The political significance extended to specific policy areas. The Commonwealth Franchise Act 1902 gave women the federal vote and the right to stand for Parliament (Australia became the first country to grant both), although the Act also denied the federal vote to Aboriginal, Asian, and African Australians. The Immigration Restriction Act 1901 established the White Australia Policy. The Conciliation and Arbitration Act 1904 established the federal industrial relations system, with the Harvester Judgment of 1907 producing the world-leading minimum wage principle.

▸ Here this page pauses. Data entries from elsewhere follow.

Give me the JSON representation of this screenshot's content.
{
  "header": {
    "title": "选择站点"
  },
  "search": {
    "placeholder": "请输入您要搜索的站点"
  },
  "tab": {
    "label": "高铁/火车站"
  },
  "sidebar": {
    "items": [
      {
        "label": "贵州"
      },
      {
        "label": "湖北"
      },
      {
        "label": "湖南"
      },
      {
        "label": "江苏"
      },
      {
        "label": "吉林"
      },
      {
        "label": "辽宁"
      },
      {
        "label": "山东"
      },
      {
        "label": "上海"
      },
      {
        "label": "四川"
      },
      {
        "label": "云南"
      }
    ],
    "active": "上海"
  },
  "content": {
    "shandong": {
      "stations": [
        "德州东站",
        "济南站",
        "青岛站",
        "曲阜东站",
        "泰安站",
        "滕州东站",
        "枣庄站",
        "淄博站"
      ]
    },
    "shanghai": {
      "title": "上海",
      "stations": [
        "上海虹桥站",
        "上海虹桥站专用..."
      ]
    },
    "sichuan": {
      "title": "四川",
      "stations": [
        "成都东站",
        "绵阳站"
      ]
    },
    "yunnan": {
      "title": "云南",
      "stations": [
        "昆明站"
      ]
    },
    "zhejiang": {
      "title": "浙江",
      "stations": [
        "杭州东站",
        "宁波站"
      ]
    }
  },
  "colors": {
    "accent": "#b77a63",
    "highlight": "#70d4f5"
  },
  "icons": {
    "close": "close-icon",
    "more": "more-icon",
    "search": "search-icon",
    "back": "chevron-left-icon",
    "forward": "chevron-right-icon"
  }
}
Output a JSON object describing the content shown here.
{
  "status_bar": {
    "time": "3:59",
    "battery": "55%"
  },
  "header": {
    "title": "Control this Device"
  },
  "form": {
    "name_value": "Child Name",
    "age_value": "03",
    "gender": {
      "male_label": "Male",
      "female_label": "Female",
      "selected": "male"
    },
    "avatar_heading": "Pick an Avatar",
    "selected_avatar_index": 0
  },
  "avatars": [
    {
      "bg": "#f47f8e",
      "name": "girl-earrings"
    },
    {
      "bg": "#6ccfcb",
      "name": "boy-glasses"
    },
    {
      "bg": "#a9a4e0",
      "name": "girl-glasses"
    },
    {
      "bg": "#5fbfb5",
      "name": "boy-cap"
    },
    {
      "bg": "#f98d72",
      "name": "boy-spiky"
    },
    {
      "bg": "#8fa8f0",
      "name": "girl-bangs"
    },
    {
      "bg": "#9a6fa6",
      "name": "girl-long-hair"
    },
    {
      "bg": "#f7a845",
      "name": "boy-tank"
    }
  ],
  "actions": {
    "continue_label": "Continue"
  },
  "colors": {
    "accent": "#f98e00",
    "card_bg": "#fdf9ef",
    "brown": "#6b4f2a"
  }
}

Federation also had unintended consequences. The federal structure made some areas of policy difficult to coordinate, with federal-state tensions operating throughout the twentieth century around income tax (rationalised in 1942), education (federal funding from the 1960s), health (Medibank from 1975), the environment, Indigenous affairs, and many other areas. The Constitution's amendment process under section 128 has produced only 8 successful amendments out of 45 referendum questions, making constitutional change difficult. The federation's longer-term significance is the establishment of stable democratic government, the unification of the national economy, the development of Australian identity, and the country's place in international affairs as an independent nation (although the move from dominion to fully independent country took the rest of the twentieth century, with the Australia Acts 1986 completing the transition).

Why this matters for your test

Federation transformed six colonies into one nation in 1901, creating the institutions that still operate today, and recognising the immediate institutional changes plus the long-term consequences is essential history.